Half a Reason to Die is a collection of eight original short stories based on real life events in the author’s life as a writer and documentary filmmaker. The stories span the globe, from a military doctor in Afghanistan to a homeless Vietnam vet. First person narratives supplied by storytellers with journalistic backgrounds provide a unifying thread that runs throughout the collection.

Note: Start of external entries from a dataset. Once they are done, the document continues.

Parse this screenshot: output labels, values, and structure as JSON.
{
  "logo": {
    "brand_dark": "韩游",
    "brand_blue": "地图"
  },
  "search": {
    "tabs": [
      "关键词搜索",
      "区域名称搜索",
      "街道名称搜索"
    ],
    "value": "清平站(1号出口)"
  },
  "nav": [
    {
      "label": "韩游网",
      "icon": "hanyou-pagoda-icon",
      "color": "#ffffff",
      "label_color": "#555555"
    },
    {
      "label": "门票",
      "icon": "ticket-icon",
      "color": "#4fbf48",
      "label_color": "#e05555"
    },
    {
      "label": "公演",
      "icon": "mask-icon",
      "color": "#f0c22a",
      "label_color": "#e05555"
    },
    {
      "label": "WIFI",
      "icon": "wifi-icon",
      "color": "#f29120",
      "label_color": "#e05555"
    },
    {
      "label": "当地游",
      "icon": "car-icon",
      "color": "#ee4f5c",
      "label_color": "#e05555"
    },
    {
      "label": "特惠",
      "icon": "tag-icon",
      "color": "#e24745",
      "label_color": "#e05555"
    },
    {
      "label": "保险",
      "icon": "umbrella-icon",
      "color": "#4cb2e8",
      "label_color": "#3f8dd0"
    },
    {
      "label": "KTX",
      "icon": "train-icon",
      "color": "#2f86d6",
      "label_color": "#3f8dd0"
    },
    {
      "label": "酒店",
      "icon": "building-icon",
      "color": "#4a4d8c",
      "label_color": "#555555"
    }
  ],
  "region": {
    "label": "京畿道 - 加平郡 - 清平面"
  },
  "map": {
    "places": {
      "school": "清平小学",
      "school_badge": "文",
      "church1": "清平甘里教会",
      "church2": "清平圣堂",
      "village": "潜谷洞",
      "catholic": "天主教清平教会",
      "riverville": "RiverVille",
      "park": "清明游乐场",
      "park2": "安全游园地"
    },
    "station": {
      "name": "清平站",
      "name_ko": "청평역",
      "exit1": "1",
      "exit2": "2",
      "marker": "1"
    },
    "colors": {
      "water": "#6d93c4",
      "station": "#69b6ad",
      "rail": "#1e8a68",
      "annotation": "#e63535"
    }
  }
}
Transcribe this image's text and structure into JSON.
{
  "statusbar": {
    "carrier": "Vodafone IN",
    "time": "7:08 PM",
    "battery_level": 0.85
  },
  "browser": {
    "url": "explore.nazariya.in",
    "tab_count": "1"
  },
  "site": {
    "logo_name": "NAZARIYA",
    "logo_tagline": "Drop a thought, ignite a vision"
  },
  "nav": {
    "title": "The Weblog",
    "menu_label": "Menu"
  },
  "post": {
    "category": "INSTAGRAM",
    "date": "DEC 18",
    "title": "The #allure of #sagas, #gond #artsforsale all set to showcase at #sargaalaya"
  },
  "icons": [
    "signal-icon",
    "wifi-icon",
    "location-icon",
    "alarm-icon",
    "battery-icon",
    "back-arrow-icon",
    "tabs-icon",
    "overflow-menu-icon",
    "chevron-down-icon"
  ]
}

Chip Duncan is a writer and documentary filmmaker with a penchant for overseas assignments. His professional journeys have taken him to many extraordinary places including Afghanistan, Bhutan, Ethiopia, Sudan, and Myanmar. His previous work includes Enough to Go Around: Searching for Hope in Afghanistan, Pakistan, & Darfur and The Magic Never Ends: The Life and Work of C. S. Lewis, as well as numerous films broadcast worldwide.

Chip Duncan

Chip Duncan is a filmmaker, author, photographer and President of The Duncan Group, Inc., a documentary production company formed in 1984.
Duncan and his team recently completed the three-part public television series The Reagan Presidency (broadcast internationally in 2013). Interviews include Condoleezza Rice, Douglas Brinkley, Oscar Arias, Sandra Day O’Connor, Walter Mondale, George Shultz, Paul Volcker, Henry Cisneros, Robert Reich, Reza Aslan, Richard Reeves, Trita Parsi and Andrew Young... among others.
The classroom component of Duncan's climate change series The Life & Death of Glaciers was released to schools across North America in September, 2011 by Discovery Education. The feature documentary is currently in production with an estimated airdate of late 2014.
Other notable productions include the 2009 PBS Special Landslide: The Presidency of Herbert Hoover and the 2-part public television documentary A History of Prayer In America. The PBS Special In a Just World – Contraception, Abortion & World Religion aired nationwide in 2003. The national release of Cost of Freedom – Security, Civil Liberty & the USA Patriot Act premiered that same year. The Magic Never Ends – The Life & Work of C.S. Lewis aired nationwide on public television during 2002. Duncan’s production of the 13-part Discovery Networks series Mystic Lands was broadcast in more than 140 countries around the world during 1996.
During May, 2012 Duncan documented health care conditions in the Irrawaddy Delta region of Burma for Relief International. Later in 2012, Duncan documented several carbon-reducing development programs for Relief International in Ghana. During two trips to Afghanistan since the U.S. led invasion, Duncan has documented various parts of Afghanistan including the Bamyan and Panjshir provinces. During 2005, he drove more than 1800 kilometers of the Afghan countryside documenting the efforts of Save The Children. Duncan documented relief efforts in Darfur, Sudan during 2008 and he was part of the first response to the Haitian earthquake during 2010.
Duncan's photographic images appear in the book Enough To Go Around – Searching for Hope in Afghanistan, Pakistan & Darfur (Select Books, NYC, 2009). A photographic exhibition of Duncan's images from Afghanistan premiered during August, 2011 at the World Peace Festival in Berlin, Germany. A second photographic exhibition featuring images from Afghanistan, Pakistan and Darfur, Sudan premiered during September at the O Street Museum in Washington D.C.
Duncan has filmed in more than forty countries. His documentary television specials and series have won more than 125 national and international awards. Broadcast networks include PBS, HBO, Discovery, TLC, Showtime, Lifetime and Sundance Channel... among others.